Ausgaben

So geht Marketing im Internet ++Video++

So geht Marketing im Internet ++Video++
Patrick Söll vom Digitalisierungszentrum (Bild: Oliver Hofmann)

Wie begeistert man Kunden im Internet? Darüber gab es einen interessanten Info-Abend in der Kreissparkasse Biberach.

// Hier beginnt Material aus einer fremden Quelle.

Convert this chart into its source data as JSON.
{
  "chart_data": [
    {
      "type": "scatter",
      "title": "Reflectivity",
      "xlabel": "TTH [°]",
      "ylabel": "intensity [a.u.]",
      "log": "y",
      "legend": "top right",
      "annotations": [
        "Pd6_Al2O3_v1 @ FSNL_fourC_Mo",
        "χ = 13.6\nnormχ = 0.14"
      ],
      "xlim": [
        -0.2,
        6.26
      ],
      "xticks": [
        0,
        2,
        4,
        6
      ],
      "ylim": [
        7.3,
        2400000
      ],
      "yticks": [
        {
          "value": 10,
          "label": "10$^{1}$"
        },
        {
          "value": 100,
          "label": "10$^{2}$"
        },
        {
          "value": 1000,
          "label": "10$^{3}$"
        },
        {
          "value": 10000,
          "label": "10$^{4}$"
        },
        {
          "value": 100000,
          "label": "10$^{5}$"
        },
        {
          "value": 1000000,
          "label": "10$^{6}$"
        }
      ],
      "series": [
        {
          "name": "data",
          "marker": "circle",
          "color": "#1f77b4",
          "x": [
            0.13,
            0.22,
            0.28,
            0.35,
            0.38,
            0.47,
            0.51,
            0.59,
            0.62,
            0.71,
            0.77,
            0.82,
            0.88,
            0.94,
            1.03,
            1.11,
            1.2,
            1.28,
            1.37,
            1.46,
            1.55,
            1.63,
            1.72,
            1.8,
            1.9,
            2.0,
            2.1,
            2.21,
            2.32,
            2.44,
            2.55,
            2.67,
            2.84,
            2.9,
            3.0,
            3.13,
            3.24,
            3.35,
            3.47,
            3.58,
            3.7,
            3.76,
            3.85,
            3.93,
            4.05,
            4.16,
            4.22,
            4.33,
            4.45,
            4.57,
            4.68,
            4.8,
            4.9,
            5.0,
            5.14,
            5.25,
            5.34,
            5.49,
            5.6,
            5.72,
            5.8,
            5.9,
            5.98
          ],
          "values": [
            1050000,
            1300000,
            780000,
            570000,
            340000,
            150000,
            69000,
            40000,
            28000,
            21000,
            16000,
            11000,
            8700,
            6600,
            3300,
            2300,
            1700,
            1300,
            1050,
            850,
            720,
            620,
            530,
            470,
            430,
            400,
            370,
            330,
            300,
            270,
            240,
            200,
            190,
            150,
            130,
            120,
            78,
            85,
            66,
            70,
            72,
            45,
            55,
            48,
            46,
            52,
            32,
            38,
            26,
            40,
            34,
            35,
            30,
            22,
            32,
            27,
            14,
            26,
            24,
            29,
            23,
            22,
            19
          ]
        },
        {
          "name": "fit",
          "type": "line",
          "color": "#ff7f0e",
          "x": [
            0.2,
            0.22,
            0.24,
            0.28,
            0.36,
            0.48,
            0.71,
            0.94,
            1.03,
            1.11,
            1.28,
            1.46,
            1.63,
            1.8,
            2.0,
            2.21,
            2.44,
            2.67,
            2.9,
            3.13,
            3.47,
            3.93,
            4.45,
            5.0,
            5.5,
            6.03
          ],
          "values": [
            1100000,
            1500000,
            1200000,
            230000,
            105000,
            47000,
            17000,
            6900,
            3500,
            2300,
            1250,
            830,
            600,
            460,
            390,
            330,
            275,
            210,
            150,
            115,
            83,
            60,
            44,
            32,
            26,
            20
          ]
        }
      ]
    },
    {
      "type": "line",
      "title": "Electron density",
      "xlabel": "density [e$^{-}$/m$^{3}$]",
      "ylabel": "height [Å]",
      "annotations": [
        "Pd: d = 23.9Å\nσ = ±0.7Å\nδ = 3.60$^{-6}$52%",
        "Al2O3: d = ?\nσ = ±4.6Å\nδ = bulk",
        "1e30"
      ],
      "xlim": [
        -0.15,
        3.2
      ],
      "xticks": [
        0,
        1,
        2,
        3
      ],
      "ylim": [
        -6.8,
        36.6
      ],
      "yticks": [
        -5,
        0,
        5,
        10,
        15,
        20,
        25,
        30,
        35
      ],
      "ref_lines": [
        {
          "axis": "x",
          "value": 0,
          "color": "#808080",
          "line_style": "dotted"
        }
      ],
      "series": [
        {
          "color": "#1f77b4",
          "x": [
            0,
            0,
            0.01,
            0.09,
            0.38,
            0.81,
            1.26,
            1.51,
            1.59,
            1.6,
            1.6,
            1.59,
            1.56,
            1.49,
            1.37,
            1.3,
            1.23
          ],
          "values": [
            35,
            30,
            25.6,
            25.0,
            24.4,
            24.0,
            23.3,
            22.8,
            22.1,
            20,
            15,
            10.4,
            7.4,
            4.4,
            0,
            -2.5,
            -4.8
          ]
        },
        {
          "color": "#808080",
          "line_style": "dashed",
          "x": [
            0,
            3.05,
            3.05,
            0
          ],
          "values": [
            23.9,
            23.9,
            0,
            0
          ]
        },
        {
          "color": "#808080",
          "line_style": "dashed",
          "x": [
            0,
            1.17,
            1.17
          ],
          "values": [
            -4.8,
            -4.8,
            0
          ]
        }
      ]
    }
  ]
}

BIBERACH – Das Digitalisierungszentrum hatte zwei ausgewiesene Fachleute zum Thema „Content Marketing – Kunden im Internet begeistern“ zum Vortragsabend in der Kreissparkasse eingeladen. Zuvor erläuterte Gastgeber Patrick Söll, was eigentlich im Marketing unter dem Begriff „Content“ gemeint ist. „Es sind auf Deutsch übersetzt schlichtweg kostenlose Inhalte, die man in sozialen Netzwerken wie Facebook oder Instagram postet und durch die Kunden auf einem aufmerksam werden sollen“.

Im Fachvortrag von Ralph Niederwieser von der Agentur „Headtrick“ aus Illertissen wurden dazu allerhand Studien zu Rate gezogen und dabei den Zuhörern Tipps gegeben, wie man seine Kunden in den sozialen Netzwerken am besten anspricht. „Über 50 Prozent sind im Internet auf der Suche, wie man Dinge macht, die sie vorher nicht getan haben“, so Niederwieser. So könnte der Reifenhändler ein Video posten, der einen Reifenwechsel erklärt oder der Modehändler zeigt anschaulich, wie man eine Krawatte bindet. Allerdings sollte dieser „Content“ einen gewissen Qualitätsstandard erfüllen und nicht nur über ein Handy online gestellt werden. Niederwieser empfi ehlt, dazu ein Konzept zu erarbeiten, dass auch von vornherein eine gewisse Regelmäßigkeit von solchen Postings vorsieht.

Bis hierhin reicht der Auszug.